Total revenue for the quarter increased 9.38% to $2.961 billion.
The company reported 2017 net income of $1.525 billion ($4.97/share), compared with $1.245 million ($4.15/ share) in 2016. Total revenue was down slightly in 2017 but remained above $12 billion.
Con Ed said its adjusted earnings for 2017 excluded the remeasurement of deferred tax assets and liabilities upon enactment of the federal Tax Cuts and Jobs Act, the effects of the gain on the sale of a solar electric production project, and the net mark-to-market of Con Edison’s clean energy businesses.
The company’s earnings presentation showed the new law reduced the net deferred tax liabilities for its Con Ed of New York, Orange and Rockland Utilities and Rockland Electric subsidiaries by more than $5 billion collectively.

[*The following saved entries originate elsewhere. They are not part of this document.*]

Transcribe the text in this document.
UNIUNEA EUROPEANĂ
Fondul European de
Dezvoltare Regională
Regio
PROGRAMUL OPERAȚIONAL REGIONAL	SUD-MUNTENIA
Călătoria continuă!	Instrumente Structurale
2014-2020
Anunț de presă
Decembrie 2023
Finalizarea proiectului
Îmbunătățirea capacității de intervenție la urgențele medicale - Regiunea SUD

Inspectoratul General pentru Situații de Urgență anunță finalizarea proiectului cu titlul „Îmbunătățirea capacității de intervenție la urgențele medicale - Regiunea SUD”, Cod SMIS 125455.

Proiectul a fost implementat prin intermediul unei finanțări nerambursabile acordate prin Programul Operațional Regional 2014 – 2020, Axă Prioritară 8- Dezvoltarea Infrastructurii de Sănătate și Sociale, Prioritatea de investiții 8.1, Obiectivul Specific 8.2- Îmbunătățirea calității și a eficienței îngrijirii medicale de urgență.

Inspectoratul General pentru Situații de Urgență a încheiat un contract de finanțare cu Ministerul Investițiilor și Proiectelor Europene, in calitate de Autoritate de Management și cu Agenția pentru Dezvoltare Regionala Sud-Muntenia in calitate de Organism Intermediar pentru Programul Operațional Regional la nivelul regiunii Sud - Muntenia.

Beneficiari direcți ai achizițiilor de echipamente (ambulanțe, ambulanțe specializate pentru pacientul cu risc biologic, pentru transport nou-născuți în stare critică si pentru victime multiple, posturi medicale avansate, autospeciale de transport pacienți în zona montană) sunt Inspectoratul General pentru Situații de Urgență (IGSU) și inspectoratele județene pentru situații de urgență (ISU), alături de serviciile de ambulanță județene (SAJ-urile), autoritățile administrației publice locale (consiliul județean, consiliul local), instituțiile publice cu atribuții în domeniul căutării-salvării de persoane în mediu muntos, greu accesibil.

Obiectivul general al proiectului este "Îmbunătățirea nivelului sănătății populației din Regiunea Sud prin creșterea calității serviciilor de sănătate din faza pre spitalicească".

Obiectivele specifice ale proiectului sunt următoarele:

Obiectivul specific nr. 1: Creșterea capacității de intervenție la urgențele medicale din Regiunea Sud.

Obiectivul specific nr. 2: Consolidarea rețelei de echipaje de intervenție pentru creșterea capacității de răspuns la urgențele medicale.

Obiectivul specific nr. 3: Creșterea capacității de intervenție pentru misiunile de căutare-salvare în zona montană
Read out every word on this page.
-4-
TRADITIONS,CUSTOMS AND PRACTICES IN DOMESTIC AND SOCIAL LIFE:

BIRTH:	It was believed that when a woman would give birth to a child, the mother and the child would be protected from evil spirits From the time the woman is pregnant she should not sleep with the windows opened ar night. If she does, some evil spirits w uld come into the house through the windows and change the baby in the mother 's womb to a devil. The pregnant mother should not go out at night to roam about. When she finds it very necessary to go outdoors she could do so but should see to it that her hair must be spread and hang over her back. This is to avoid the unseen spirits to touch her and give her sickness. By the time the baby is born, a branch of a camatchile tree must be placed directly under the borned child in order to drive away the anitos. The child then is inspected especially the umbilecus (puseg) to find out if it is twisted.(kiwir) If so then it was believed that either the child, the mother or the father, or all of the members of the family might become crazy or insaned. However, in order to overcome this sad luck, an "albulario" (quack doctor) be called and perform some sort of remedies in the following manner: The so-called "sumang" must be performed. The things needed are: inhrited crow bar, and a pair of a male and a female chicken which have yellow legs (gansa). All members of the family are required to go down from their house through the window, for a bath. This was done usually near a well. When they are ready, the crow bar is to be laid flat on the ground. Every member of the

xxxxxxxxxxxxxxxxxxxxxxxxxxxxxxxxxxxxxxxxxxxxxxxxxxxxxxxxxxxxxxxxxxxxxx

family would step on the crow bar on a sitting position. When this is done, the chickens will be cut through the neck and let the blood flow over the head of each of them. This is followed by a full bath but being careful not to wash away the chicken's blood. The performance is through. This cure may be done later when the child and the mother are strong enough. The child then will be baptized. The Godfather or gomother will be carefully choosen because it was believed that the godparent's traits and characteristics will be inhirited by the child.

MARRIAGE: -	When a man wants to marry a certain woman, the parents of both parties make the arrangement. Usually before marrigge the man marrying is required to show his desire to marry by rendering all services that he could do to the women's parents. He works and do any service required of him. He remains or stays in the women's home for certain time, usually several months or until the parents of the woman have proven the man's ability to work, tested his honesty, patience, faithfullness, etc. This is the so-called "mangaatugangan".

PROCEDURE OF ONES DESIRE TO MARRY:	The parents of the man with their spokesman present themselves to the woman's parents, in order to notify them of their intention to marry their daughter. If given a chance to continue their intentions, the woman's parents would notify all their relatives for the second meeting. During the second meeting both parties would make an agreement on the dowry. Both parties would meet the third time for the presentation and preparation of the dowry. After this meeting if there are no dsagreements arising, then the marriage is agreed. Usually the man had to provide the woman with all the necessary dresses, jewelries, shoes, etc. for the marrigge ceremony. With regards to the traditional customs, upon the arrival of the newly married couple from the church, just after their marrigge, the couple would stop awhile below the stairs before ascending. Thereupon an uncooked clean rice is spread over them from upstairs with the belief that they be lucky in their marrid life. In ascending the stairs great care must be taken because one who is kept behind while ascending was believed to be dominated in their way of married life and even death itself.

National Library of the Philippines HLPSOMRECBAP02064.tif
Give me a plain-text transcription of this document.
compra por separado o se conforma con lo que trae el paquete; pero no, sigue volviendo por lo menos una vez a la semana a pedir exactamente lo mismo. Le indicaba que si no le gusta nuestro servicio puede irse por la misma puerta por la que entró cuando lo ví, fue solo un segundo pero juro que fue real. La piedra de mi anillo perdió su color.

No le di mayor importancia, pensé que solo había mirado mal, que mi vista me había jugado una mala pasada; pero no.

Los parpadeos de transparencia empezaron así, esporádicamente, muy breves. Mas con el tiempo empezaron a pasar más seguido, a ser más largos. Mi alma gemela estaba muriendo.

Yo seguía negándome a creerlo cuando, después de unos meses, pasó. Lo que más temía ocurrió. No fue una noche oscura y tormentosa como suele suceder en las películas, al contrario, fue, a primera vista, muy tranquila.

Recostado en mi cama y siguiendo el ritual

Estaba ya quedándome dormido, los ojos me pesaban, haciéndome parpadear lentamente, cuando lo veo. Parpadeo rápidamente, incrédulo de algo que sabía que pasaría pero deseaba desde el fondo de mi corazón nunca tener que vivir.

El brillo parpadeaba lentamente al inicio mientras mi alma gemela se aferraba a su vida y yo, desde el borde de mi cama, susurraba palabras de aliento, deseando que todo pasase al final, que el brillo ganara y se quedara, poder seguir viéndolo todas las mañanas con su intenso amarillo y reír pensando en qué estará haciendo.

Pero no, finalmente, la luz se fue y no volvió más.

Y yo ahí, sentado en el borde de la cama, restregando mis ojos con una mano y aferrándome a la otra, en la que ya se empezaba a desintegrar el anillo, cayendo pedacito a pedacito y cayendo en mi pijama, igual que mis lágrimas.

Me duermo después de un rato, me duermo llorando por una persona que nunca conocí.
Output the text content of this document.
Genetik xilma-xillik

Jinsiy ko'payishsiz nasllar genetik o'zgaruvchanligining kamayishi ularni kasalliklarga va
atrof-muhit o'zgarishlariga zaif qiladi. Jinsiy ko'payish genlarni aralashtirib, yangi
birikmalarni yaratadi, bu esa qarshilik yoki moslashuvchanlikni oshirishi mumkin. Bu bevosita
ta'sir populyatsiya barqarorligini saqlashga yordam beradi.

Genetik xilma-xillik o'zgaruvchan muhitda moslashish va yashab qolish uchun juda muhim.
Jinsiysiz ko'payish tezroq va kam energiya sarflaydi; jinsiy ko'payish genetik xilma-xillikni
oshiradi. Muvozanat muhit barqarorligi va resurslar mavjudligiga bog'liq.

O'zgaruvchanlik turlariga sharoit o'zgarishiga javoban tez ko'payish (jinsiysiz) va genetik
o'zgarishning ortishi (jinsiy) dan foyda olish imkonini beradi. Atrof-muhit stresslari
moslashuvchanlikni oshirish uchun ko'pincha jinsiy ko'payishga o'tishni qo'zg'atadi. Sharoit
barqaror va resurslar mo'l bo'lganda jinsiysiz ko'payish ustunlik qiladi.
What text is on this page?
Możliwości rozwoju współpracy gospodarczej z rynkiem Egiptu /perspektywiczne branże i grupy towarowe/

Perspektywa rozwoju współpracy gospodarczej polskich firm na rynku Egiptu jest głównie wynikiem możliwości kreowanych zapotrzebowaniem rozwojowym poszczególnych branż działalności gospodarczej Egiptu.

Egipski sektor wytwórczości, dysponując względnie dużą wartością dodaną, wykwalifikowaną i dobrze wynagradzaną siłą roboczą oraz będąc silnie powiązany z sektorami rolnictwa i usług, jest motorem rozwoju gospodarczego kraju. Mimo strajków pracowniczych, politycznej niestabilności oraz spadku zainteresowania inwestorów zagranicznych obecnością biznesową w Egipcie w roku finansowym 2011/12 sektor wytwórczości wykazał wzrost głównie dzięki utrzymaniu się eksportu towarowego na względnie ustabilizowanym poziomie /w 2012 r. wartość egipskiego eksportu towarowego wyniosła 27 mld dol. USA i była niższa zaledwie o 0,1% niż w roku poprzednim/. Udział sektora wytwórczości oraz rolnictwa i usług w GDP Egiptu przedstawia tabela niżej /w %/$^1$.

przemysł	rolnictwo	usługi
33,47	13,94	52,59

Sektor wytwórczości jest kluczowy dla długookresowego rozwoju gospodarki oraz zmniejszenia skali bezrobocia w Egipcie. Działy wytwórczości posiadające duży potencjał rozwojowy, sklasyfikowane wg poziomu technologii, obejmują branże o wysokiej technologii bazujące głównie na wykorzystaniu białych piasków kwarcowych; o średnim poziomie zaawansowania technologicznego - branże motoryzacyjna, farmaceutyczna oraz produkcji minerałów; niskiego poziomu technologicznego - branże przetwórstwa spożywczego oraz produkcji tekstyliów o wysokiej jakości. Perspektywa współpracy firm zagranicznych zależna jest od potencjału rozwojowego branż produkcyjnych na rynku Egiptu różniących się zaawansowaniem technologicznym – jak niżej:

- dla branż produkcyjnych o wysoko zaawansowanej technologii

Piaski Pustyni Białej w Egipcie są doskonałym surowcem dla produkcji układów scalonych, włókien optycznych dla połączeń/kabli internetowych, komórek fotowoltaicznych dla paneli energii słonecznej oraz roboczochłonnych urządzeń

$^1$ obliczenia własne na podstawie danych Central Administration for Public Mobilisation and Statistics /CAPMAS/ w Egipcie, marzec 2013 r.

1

Con Ed plans to meet its 2018 capital requirements through internally generated funds and the issuance of securities. The company’s plans include issuing between $1.3 billion and $1.8 billion of long-term debt at its utilities and additional debt secured by its renewable electric production projects.
The company also plans to issue up to $450 million of common equity in addition to equity under its dividend reinvestment, employee stock purchase and long-term incentive plans. The plans do not reflect the provision to utility customers of any tax law benefits that may be required by the New York Public Service Commission or the New Jersey Board of Public Utilities.